Zach LeDay and Seth Allen Leave Behind a Legacy

Zach LeDay and Seth Allen embrace after Virginia Tech’s win over Syracuse on January 10th, 2017 (Photo by Ivan Morozov)

Virginia Tech’s loss to Wisconsin in the NCAA Tournament Round of 64 over a week ago gave me a sense of déjà vu. It was the end of the careers of Seth Allen and Zach LeDay, two guys who helped Buzz Williams transform the Virginia Tech program and make it relevant again.

It took me back to the Hokies’ NCAA loss to Southern Illinois 10 years ago, when the careers of three players who were just as influential as LeDay and Allen also came to an end: Jamon Gordon, Zabian Dowdell, and Coleman Collins.

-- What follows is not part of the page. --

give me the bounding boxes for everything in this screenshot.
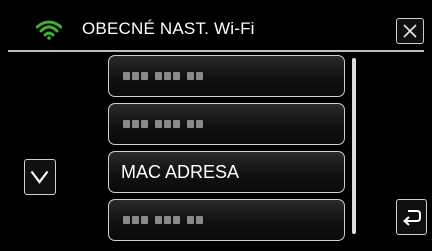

The parallels are striking. As the Hokies entered the ACC in 2004-05, Gordon, Dowdell and Collins revived a flatlining Virginia Tech program, under the stewardship of Seth Greenberg, a coach with a strong personality who set the tone for the program as the scrappy underdog. By Greenberg’s fourth year, also the fourth year for his three best players, Virginia Tech had returned to the NCAA Tournament, for the first time in about a decade.

Fast forward to 2016-17, and the Hokies again have a coach with a strong personality, and he leaned on a couple of tough, hard-playing seniors (two guys this time, not three), as they took a program that was dead in the water to the NCAAs for the first time in a decade.